It's quite hard to claim that "næsta ár" is indefinite (regardless of the declension of næstur), because it makes it quite clear to which year you're referring.

Thinking about it in English: when we say "next year", we mean "*the* year following the year we're in now"; not "a year".

That brings up a question I wanted to ask.

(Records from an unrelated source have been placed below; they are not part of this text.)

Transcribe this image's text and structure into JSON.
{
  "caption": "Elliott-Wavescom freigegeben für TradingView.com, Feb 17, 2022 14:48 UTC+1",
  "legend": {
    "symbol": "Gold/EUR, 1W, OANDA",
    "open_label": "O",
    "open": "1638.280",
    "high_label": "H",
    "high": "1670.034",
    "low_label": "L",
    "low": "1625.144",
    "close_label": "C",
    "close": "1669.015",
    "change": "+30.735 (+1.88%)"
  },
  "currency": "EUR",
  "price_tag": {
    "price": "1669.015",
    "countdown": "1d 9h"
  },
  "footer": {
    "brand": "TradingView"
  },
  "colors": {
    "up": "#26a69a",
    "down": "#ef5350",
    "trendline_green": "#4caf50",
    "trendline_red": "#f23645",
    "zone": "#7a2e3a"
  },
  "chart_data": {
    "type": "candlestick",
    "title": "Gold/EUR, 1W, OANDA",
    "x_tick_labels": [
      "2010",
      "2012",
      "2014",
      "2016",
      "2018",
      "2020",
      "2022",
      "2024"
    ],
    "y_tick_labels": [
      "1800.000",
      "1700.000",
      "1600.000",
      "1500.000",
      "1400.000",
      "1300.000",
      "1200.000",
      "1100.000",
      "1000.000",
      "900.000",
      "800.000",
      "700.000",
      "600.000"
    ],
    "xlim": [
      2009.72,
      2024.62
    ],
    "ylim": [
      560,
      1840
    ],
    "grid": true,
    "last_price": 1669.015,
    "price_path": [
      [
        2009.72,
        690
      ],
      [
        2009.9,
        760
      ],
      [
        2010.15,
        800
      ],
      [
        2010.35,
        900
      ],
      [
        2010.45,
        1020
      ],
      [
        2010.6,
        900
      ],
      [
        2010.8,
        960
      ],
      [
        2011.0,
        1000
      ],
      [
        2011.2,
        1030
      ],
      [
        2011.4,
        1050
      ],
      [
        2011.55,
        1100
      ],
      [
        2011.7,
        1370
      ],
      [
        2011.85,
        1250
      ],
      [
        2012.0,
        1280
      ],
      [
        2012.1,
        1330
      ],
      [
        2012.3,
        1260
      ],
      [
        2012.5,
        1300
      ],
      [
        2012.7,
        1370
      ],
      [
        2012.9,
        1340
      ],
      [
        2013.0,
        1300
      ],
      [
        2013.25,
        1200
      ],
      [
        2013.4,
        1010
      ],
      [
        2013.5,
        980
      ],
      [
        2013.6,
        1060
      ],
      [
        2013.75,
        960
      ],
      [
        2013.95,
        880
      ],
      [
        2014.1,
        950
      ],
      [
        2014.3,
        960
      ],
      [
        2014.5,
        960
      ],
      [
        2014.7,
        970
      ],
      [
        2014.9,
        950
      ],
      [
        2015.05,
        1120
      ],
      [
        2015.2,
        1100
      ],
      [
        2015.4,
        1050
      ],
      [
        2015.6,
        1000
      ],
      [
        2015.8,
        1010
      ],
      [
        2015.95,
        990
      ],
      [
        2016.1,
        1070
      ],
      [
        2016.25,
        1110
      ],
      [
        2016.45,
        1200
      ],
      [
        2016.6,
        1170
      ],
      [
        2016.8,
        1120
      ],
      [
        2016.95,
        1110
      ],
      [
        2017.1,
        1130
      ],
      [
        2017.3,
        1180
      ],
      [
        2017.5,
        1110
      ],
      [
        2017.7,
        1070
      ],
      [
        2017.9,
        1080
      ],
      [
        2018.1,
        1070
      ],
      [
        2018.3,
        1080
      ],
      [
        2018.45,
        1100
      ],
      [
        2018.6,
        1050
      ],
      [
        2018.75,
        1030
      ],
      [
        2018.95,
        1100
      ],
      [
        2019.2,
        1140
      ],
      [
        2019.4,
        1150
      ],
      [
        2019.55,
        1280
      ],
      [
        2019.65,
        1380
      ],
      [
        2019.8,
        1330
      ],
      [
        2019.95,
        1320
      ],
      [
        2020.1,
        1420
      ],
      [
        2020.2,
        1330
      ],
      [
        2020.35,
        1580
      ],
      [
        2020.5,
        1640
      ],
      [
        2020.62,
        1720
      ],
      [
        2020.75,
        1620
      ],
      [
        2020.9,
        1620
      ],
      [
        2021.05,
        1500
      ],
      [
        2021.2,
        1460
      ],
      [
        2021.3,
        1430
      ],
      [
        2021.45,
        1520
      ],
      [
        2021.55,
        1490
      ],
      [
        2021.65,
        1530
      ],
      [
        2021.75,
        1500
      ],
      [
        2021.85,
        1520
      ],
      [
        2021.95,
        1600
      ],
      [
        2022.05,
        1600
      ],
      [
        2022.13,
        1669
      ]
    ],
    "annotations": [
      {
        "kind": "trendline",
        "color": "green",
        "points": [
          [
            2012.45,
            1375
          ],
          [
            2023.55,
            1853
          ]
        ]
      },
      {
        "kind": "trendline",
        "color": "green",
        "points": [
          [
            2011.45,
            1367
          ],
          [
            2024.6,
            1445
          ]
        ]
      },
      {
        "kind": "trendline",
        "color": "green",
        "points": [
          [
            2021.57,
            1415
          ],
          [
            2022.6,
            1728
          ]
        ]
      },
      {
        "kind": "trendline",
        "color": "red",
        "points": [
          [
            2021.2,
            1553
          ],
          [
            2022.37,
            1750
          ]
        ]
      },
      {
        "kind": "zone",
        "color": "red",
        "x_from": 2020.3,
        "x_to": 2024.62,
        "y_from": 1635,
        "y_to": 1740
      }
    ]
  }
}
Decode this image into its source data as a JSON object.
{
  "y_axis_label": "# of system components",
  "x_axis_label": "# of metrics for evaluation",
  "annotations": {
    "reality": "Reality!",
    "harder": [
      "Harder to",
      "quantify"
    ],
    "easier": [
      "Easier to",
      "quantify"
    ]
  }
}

We say *next year* to mean "the year following this year" (i.e. Jan - Dec 2010).
We say *the next year* to mean either:-


the year following some other year (e.g. "that was 1997, and *the next year* was 1998").
the twelve months following _now_ (i.e. Sep 2009 - Sep 2010).
In Icelandic, does "næsta ár" correspond to the former ("next year"), and "næsta árið" to the latter ("the next year")?


----------



## Le Viking islandais

Alxmrphi said:


> Aha ok!
> 
> When translating "Next year" / "Next month" / "Next weekend" would you include í / á / um, or just use "Næsta / Síðasta" etc?
> 
> *Síðasta mánuður fór ég í frí.*
> *Næstu helgi ætla ég að heimsækja nokkra vini.*
> 
> Like this  ???



The latter is correct, but you have the wrong case for *mánuður* in the first one. *Síðasta mánuð fór ég í frí.*

*Nf.* (Hér er) *Mánuður*
*Þf.* (Um) *Mánuð*
*Þgf.* (Frá) *Mánuði*
*Ef.* (Til) *Mánaðar*


----------



## Alxmrphi

Ah I thought I might have got mixed up, as with -í- it's *þágufall* but without í it's *þolfall*,

*í *síðasta mánuði - (þágufall)
síðasta mánuð - (þolfall)

I understand, this is exactly what I was looking for!


----------